Turkey’s lira retreated after President Recep Tayyip Erdogan said the nation’s central bank did the right thing by cutting interest rates this week and it should continue to do so

Commodities

West Texas Intermediate for November delivery fell 4 percent to $44.48 a barrel on the New York Mercantile Exchange.

The kingdom doesn’t anticipate any decision to be made about supply, according to an OPEC delegate familiar with Saudi Arabian policy. Prices climbed earlier today after Saudi official were said to have made a proposal to their Iranian counterparts to lower the kingdom’s production in exchange for Tehran agreeing to freeze its own output at its current level of 3.6 million barrels a day.
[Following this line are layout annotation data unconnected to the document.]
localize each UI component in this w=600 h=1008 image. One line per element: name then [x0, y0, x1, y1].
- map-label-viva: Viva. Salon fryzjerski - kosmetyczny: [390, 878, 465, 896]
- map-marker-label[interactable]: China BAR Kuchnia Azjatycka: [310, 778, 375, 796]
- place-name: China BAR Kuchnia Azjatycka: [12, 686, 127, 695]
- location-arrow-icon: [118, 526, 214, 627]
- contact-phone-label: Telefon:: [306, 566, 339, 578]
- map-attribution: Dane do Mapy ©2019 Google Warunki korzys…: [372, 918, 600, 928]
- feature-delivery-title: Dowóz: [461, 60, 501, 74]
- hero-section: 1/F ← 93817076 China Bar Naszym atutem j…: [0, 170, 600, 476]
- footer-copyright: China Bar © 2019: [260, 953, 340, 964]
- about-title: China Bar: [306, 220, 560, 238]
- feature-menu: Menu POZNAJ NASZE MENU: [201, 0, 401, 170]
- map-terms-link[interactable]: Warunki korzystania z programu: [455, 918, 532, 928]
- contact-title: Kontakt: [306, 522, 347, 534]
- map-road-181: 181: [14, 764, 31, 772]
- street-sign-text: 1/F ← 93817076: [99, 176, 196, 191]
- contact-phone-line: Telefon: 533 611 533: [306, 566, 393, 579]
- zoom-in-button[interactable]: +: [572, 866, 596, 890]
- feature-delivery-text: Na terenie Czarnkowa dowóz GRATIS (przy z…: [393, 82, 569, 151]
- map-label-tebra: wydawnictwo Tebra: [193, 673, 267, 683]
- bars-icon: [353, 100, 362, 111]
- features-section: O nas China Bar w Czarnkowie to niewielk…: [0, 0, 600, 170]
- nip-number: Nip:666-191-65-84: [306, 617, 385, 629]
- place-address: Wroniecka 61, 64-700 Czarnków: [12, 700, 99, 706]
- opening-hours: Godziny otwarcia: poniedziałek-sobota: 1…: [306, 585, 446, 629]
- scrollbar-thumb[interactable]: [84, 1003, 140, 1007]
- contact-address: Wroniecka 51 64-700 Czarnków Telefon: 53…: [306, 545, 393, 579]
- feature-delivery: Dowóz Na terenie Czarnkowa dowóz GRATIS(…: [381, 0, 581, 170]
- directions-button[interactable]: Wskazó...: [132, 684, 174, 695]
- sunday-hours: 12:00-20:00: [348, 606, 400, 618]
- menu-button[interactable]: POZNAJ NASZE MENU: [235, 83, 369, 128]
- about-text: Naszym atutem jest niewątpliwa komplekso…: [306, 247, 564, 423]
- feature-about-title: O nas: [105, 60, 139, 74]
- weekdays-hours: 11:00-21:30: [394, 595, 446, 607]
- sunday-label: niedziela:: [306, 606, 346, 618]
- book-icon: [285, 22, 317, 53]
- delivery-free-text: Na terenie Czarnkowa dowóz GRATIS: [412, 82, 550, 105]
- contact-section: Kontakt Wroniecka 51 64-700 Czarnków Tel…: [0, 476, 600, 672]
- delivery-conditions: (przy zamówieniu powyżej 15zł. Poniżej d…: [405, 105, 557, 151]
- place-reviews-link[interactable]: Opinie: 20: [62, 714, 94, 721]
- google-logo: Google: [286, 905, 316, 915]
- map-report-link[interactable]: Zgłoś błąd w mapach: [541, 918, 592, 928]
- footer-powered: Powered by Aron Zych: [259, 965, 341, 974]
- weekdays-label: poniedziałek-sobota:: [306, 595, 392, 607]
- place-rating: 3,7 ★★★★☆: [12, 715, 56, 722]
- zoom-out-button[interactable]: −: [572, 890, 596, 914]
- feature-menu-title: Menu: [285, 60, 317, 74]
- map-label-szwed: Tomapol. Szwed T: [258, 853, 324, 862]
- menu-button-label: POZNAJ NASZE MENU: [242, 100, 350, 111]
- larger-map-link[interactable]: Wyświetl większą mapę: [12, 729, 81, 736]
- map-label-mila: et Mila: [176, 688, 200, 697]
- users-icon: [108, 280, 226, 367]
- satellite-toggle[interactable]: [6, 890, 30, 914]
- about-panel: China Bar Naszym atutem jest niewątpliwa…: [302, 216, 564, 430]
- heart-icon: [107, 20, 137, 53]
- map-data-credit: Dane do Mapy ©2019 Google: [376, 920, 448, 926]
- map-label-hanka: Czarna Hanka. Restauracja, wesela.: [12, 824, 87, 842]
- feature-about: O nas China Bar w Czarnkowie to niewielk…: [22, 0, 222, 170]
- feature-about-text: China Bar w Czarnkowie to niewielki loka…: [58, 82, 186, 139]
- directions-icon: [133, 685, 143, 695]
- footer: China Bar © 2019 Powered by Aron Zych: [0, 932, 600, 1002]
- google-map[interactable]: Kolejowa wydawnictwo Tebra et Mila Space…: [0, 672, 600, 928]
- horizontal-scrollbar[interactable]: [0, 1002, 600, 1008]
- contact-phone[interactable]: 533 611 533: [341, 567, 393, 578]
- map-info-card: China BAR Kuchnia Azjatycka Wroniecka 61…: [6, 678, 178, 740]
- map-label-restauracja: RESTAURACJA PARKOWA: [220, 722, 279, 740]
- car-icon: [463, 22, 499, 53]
"Oil is tanking and it’s the Saudi headlines that are responsible for the move, " said Bob Yawger, director of the futures division at Mizuho Securities USA Inc. in New York.

The Fed proposed a new regulation that would require banks to put up much more capital to support investments in physical commodities, restrict involvement with power plants and limit the amount of trading banks can do. Officials estimated that the proposal would mean about $4 billion in additional capital for the industry’s current activity, though the industry has been steadily backing away.